Anyway, Barbra sang the crap out of this song, and I belted it (the entire album in fact) every chance I got.

And I knew “Something’s Coming” well because while I lived in the Dominican Republic, we staged a performance of West Side Story in the Altos de Chavon Amphitheater – a show cribbed together with all the resources we could muster in that third-world country. I played the entire orchestral score on piano; we threw together a script gleaned from repeated viewings of the VHS tape of the show; costumes were homemade and spectacular. The kids were amazing – utterly amazing.

It was a wild, risky undertaking; at 24, I believed in this crazy idea and I threw all my energy into making it happen.

And it did.

/ / / /

Two things tug at my thoughts this evening; one comes as I turn my head, straining to see the girl I was at 24. Try as I might, I can’t quite connect…but I know what she did. I know how she lived. With what I know now about all that was to come, I’m amazed and impressed by her gall, her willingness to believe that anything could happen.

It did.

And as I squint my eyes to try to catch a glimpse of that girl, I see – right in front of me – my four eldest offspring, all circling that same age, all taking risks and living large and dreaming big. From a maternal perspective, I’m mostly cautious: Don’t go too far! Be careful! Take your time! Move slowly!
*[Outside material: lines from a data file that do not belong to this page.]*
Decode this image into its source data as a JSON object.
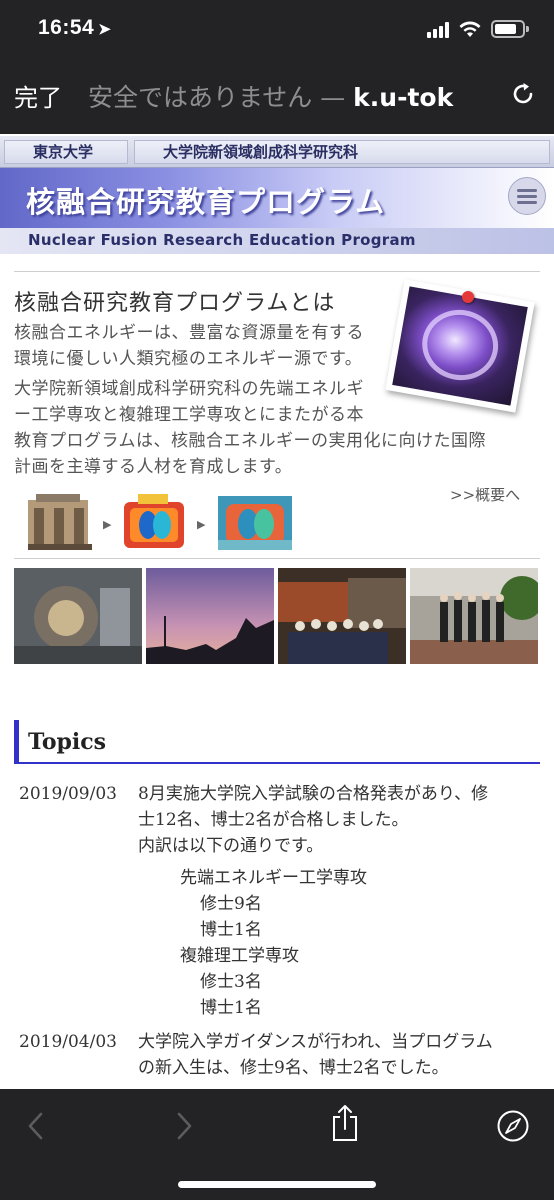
{
  "status": {
    "time": "16:54",
    "location_icon": "location-arrow-icon"
  },
  "browser": {
    "done_label": "完了",
    "url_prefix": "安全ではありません — ",
    "url_host": "k.u-tok",
    "reload_icon": "reload-icon"
  },
  "banner": {
    "univ": "東京大学",
    "grad_school": "大学院新領域創成科学研究科",
    "title": "核融合研究教育プログラム",
    "subtitle": "Nuclear Fusion Research Education Program",
    "menu_icon": "hamburger-icon"
  },
  "about": {
    "title": "核融合研究教育プログラムとは",
    "p1_lines": [
      "核融合エネルギーは、豊富な資源量を有する",
      "環境に優しい人類究極のエネルギー源です。"
    ],
    "p2_lines": [
      "大学院新領域創成科学研究科の先端エネルギ",
      "ー工学専攻と複雑理工学専攻とにまたがる本",
      "教育プログラムは、核融合エネルギーの実用化に向けた国際",
      "計画を主導する人材を育成します。"
    ],
    "link": ">>概要へ"
  },
  "topics": {
    "heading": "Topics",
    "items": [
      {
        "date": "2019/09/03",
        "text_lines": [
          "8月実施大学院入学試験の合格発表があり、修",
          "士12名、博士2名が合格しました。",
          "内訳は以下の通りです。"
        ],
        "breakdown": [
          {
            "dept": "先端エネルギー工学専攻",
            "masters": "修士9名",
            "doctors": "博士1名"
          },
          {
            "dept": "複雑理工学専攻",
            "masters": "修士3名",
            "doctors": "博士1名"
          }
        ]
      },
      {
        "date": "2019/04/03",
        "text_lines": [
          "大学院入学ガイダンスが行われ、当プログラム",
          "の新入生は、修士9名、博士2名でした。"
        ]
      }
    ]
  },
  "toolbar": {
    "back_icon": "back-chevron-icon",
    "forward_icon": "forward-chevron-icon",
    "share_icon": "share-icon",
    "compass_icon": "compass-icon"
  }
}
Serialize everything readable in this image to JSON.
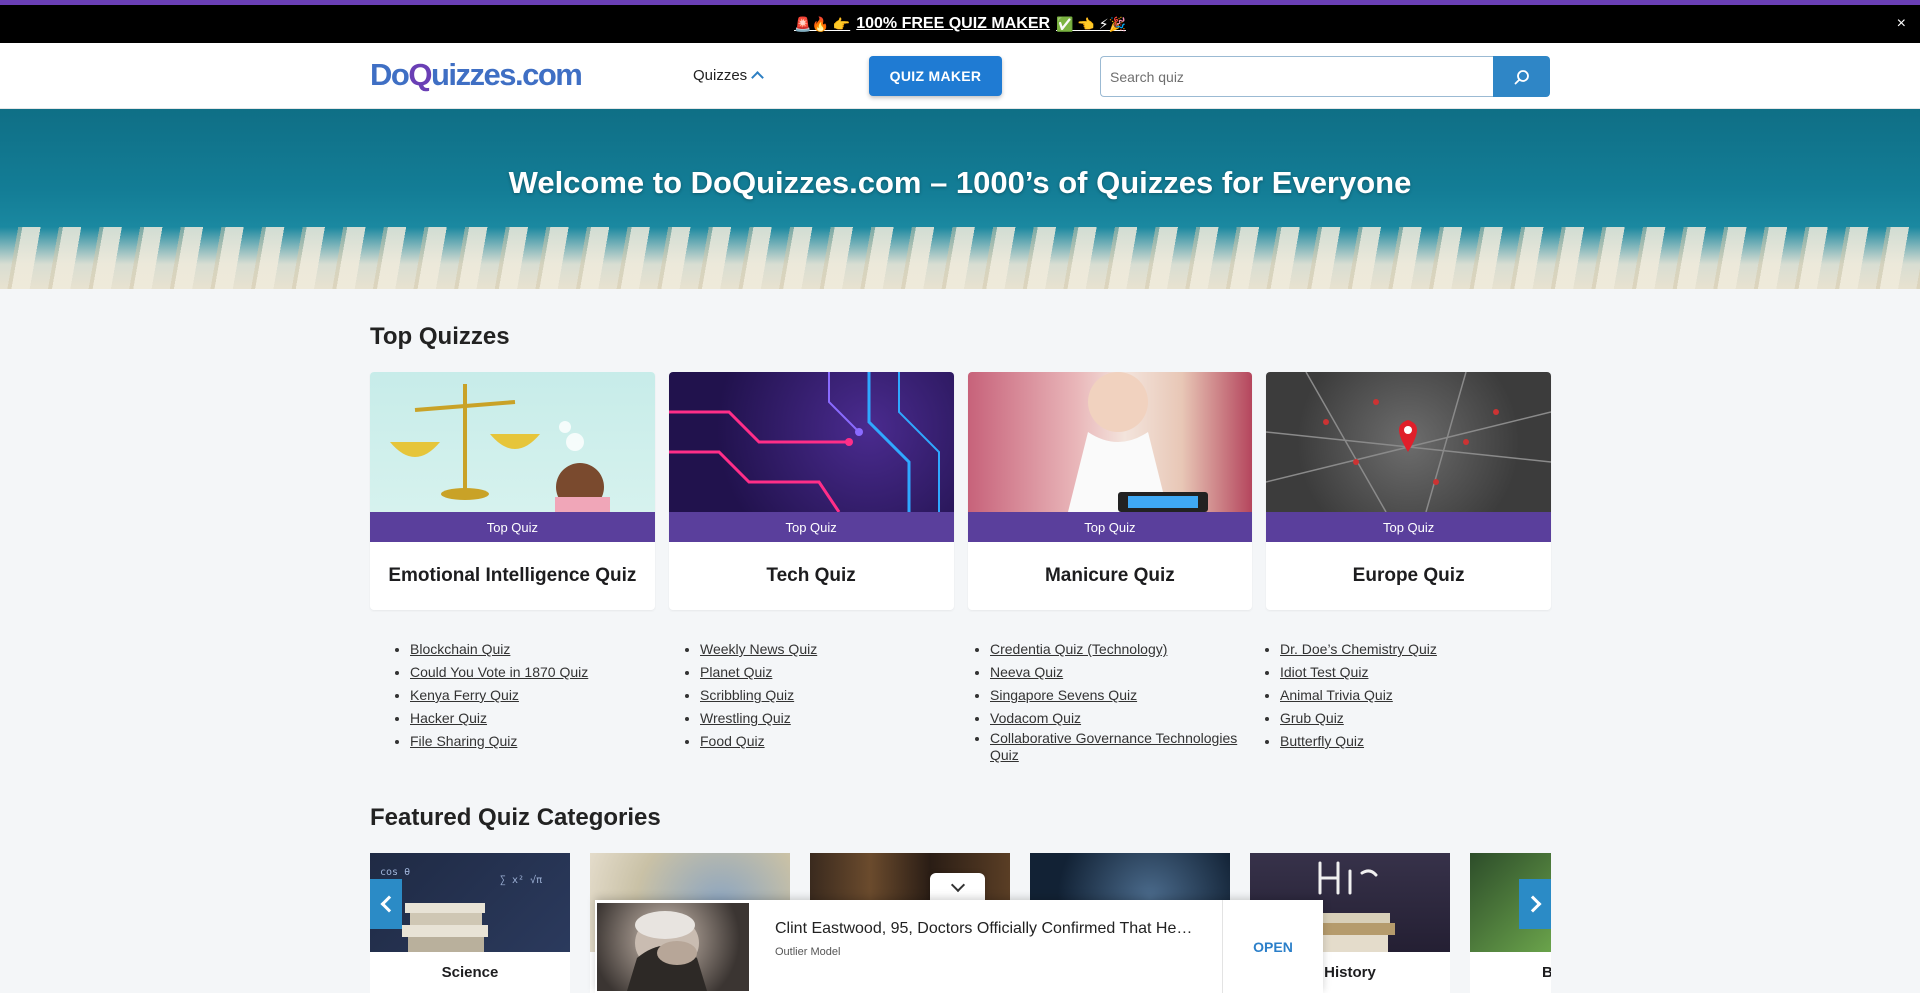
{
  "promo": {
    "emoji_left": "🚨🔥 👉",
    "text": "100% FREE QUIZ MAKER",
    "emoji_right": "✅ 👈 ⚡🎉",
    "close": "×"
  },
  "header": {
    "logo_do": "Do",
    "logo_q": "Q",
    "logo_rest": "uizzes.com",
    "nav_quizzes": "Quizzes",
    "quiz_maker": "QUIZ MAKER",
    "search_placeholder": "Search quiz"
  },
  "hero": {
    "title": "Welcome to DoQuizzes.com – 1000’s of Quizzes for Everyone"
  },
  "top_quizzes": {
    "title": "Top Quizzes",
    "cards": [
      {
        "badge": "Top Quiz",
        "title": "Emotional Intelligence Quiz"
      },
      {
        "badge": "Top Quiz",
        "title": "Tech Quiz"
      },
      {
        "badge": "Top Quiz",
        "title": "Manicure Quiz"
      },
      {
        "badge": "Top Quiz",
        "title": "Europe Quiz"
      }
    ],
    "link_columns": [
      [
        "Blockchain Quiz",
        "Could You Vote in 1870 Quiz",
        "Kenya Ferry Quiz",
        "Hacker Quiz",
        "File Sharing Quiz"
      ],
      [
        "Weekly News Quiz",
        "Planet Quiz",
        "Scribbling Quiz",
        "Wrestling Quiz",
        "Food Quiz"
      ],
      [
        "Credentia Quiz (Technology)",
        "Neeva Quiz",
        "Singapore Sevens Quiz",
        "Vodacom Quiz",
        "Collaborative Governance Technologies Quiz"
      ],
      [
        "Dr. Doe’s Chemistry Quiz",
        "Idiot Test Quiz",
        "Animal Trivia Quiz",
        "Grub Quiz",
        "Butterfly Quiz"
      ]
    ]
  },
  "featured": {
    "title": "Featured Quiz Categories",
    "categories": [
      {
        "label": "Science"
      },
      {
        "label": ""
      },
      {
        "label": ""
      },
      {
        "label": ""
      },
      {
        "label": "History"
      },
      {
        "label": "B"
      }
    ]
  },
  "ad": {
    "headline": "Clint Eastwood, 95, Doctors Officially Confirmed That He…",
    "source": "Outlier Model",
    "cta": "OPEN"
  }
}
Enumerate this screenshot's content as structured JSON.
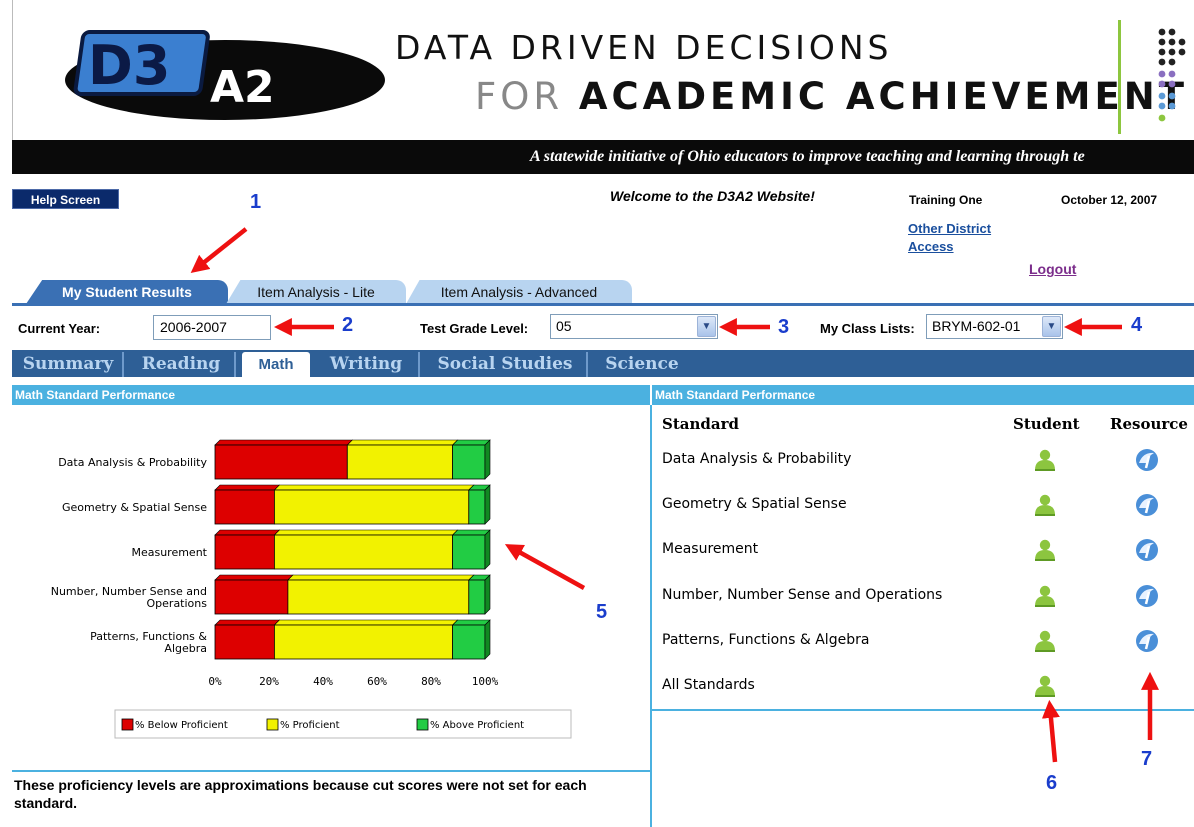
{
  "header": {
    "logo_main": "D3",
    "logo_sub": "A2",
    "title_line1": "DATA DRIVEN DECISIONS",
    "title_line2_light": "FOR",
    "title_line2_bold": "ACADEMIC ACHIEVEMENT",
    "tagline": "A statewide initiative of Ohio educators to improve teaching and learning through te"
  },
  "topbar": {
    "help_label": "Help Screen",
    "welcome": "Welcome to the D3A2 Website!",
    "user_name": "Training One",
    "date": "October 12, 2007",
    "other_access": "Other District Access",
    "logout": "Logout"
  },
  "primary_tabs": [
    {
      "label": "My Student Results",
      "active": true
    },
    {
      "label": "Item Analysis - Lite",
      "active": false
    },
    {
      "label": "Item Analysis - Advanced",
      "active": false
    }
  ],
  "filters": {
    "year_label": "Current Year:",
    "year_value": "2006-2007",
    "grade_label": "Test Grade Level:",
    "grade_value": "05",
    "class_label": "My Class Lists:",
    "class_value": "BRYM-602-01"
  },
  "subject_tabs": [
    {
      "label": "Summary",
      "active": false
    },
    {
      "label": "Reading",
      "active": false
    },
    {
      "label": "Math",
      "active": true
    },
    {
      "label": "Writing",
      "active": false
    },
    {
      "label": "Social Studies",
      "active": false
    },
    {
      "label": "Science",
      "active": false
    }
  ],
  "left_panel": {
    "heading": "Math Standard Performance",
    "note": "These proficiency levels are approximations because cut scores were not set for each standard."
  },
  "right_panel": {
    "heading": "Math Standard Performance",
    "col_standard": "Standard",
    "col_student": "Student",
    "col_resource": "Resource",
    "rows": [
      {
        "label": "Data Analysis & Probability",
        "has_resource": true
      },
      {
        "label": "Geometry & Spatial Sense",
        "has_resource": true
      },
      {
        "label": "Measurement",
        "has_resource": true
      },
      {
        "label": "Number, Number Sense and Operations",
        "has_resource": true
      },
      {
        "label": "Patterns, Functions & Algebra",
        "has_resource": true
      },
      {
        "label": "All Standards",
        "has_resource": false
      }
    ]
  },
  "annotations": [
    "1",
    "2",
    "3",
    "4",
    "5",
    "6",
    "7"
  ],
  "colors": {
    "below": "#dd0000",
    "proficient": "#f2f200",
    "above": "#22cc44",
    "tab_blue": "#3a70b4",
    "panel_head": "#4bb1e0",
    "arrow_red": "#ee1111"
  },
  "chart_data": {
    "type": "bar",
    "orientation": "horizontal",
    "stacked": true,
    "categories": [
      [
        "Data Analysis & Probability"
      ],
      [
        "Geometry & Spatial Sense"
      ],
      [
        "Measurement"
      ],
      [
        "Number, Number Sense and",
        "Operations"
      ],
      [
        "Patterns, Functions &",
        "Algebra"
      ]
    ],
    "series": [
      {
        "name": "% Below Proficient",
        "values": [
          49,
          22,
          22,
          27,
          22
        ]
      },
      {
        "name": "% Proficient",
        "values": [
          39,
          72,
          66,
          67,
          66
        ]
      },
      {
        "name": "% Above Proficient",
        "values": [
          12,
          6,
          12,
          6,
          12
        ]
      }
    ],
    "xlim": [
      0,
      100
    ],
    "xticks": [
      "0%",
      "20%",
      "40%",
      "60%",
      "80%",
      "100%"
    ],
    "legend": "bottom"
  }
}
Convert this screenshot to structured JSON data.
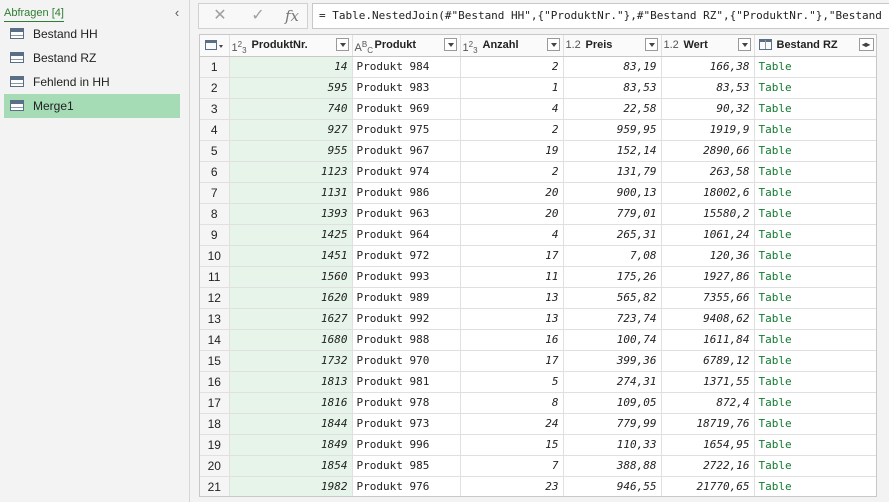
{
  "queries": {
    "title": "Abfragen [4]",
    "collapse_icon": "chevron-left-icon",
    "items": [
      {
        "label": "Bestand HH",
        "active": false
      },
      {
        "label": "Bestand RZ",
        "active": false
      },
      {
        "label": "Fehlend in HH",
        "active": false
      },
      {
        "label": "Merge1",
        "active": true
      }
    ]
  },
  "formula_bar": {
    "cancel_glyph": "✕",
    "confirm_glyph": "✓",
    "fx_glyph": "fx",
    "formula": "= Table.NestedJoin(#\"Bestand HH\",{\"ProduktNr.\"},#\"Bestand RZ\",{\"ProduktNr.\"},\"Bestand RZ\",JoinKind.LeftOuter)"
  },
  "grid": {
    "columns": [
      {
        "name": "ProduktNr.",
        "type_icon": "whole-number-icon"
      },
      {
        "name": "Produkt",
        "type_icon": "text-icon"
      },
      {
        "name": "Anzahl",
        "type_icon": "whole-number-icon"
      },
      {
        "name": "Preis",
        "type_icon": "decimal-icon"
      },
      {
        "name": "Wert",
        "type_icon": "decimal-icon"
      },
      {
        "name": "Bestand RZ",
        "type_icon": "table-icon"
      }
    ],
    "type_labels": {
      "whole": "123",
      "text": "ABC",
      "decimal": "1.2"
    },
    "rows": [
      [
        "1",
        "14",
        "Produkt 984",
        "2",
        "83,19",
        "166,38",
        "Table"
      ],
      [
        "2",
        "595",
        "Produkt 983",
        "1",
        "83,53",
        "83,53",
        "Table"
      ],
      [
        "3",
        "740",
        "Produkt 969",
        "4",
        "22,58",
        "90,32",
        "Table"
      ],
      [
        "4",
        "927",
        "Produkt 975",
        "2",
        "959,95",
        "1919,9",
        "Table"
      ],
      [
        "5",
        "955",
        "Produkt 967",
        "19",
        "152,14",
        "2890,66",
        "Table"
      ],
      [
        "6",
        "1123",
        "Produkt 974",
        "2",
        "131,79",
        "263,58",
        "Table"
      ],
      [
        "7",
        "1131",
        "Produkt 986",
        "20",
        "900,13",
        "18002,6",
        "Table"
      ],
      [
        "8",
        "1393",
        "Produkt 963",
        "20",
        "779,01",
        "15580,2",
        "Table"
      ],
      [
        "9",
        "1425",
        "Produkt 964",
        "4",
        "265,31",
        "1061,24",
        "Table"
      ],
      [
        "10",
        "1451",
        "Produkt 972",
        "17",
        "7,08",
        "120,36",
        "Table"
      ],
      [
        "11",
        "1560",
        "Produkt 993",
        "11",
        "175,26",
        "1927,86",
        "Table"
      ],
      [
        "12",
        "1620",
        "Produkt 989",
        "13",
        "565,82",
        "7355,66",
        "Table"
      ],
      [
        "13",
        "1627",
        "Produkt 992",
        "13",
        "723,74",
        "9408,62",
        "Table"
      ],
      [
        "14",
        "1680",
        "Produkt 988",
        "16",
        "100,74",
        "1611,84",
        "Table"
      ],
      [
        "15",
        "1732",
        "Produkt 970",
        "17",
        "399,36",
        "6789,12",
        "Table"
      ],
      [
        "16",
        "1813",
        "Produkt 981",
        "5",
        "274,31",
        "1371,55",
        "Table"
      ],
      [
        "17",
        "1816",
        "Produkt 978",
        "8",
        "109,05",
        "872,4",
        "Table"
      ],
      [
        "18",
        "1844",
        "Produkt 973",
        "24",
        "779,99",
        "18719,76",
        "Table"
      ],
      [
        "19",
        "1849",
        "Produkt 996",
        "15",
        "110,33",
        "1654,95",
        "Table"
      ],
      [
        "20",
        "1854",
        "Produkt 985",
        "7",
        "388,88",
        "2722,16",
        "Table"
      ],
      [
        "21",
        "1982",
        "Produkt 976",
        "23",
        "946,55",
        "21770,65",
        "Table"
      ]
    ]
  },
  "colors": {
    "accent_green": "#2e7d32",
    "selected_query": "#a5dbb5",
    "selected_column": "#e6f4ea",
    "link_green": "#127a31"
  }
}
But secretly, I hope they run. I hope they try, and fail, and succeed, and struggle, and weep, and celebrate. I may never say that to their face – the maternal instinct looms large and leans, always, towards protection – but I hope deep inside of them they hear that call -and that they respond.

Could be – who knows? / There’s something due any day / I will know right away / soon as it shows

The second thing tugging – twisting, churning, yearning – is what might be coming for this second half of my own life. What risks lie ahead? Am I willing to embrace them? How much of that wild-eyed, faith-filled 24-year old is still within me – the one who believed anything could happen? How loudly does safety ring in the melodies I hear these days?

Could it be? Yes it could – something’s coming, something good / If I can wait…

I have a scripture for the New Year. I have this song. I am mulling this ‘choose a word’ business; having chosen one fairly definitively, I now hear another syllable on the raspy sounds of each breath I take, and I think I know what I have to do about that…

The air is humming….and something great is coming…

Come on, Twenty Seventeen. Let’s do this.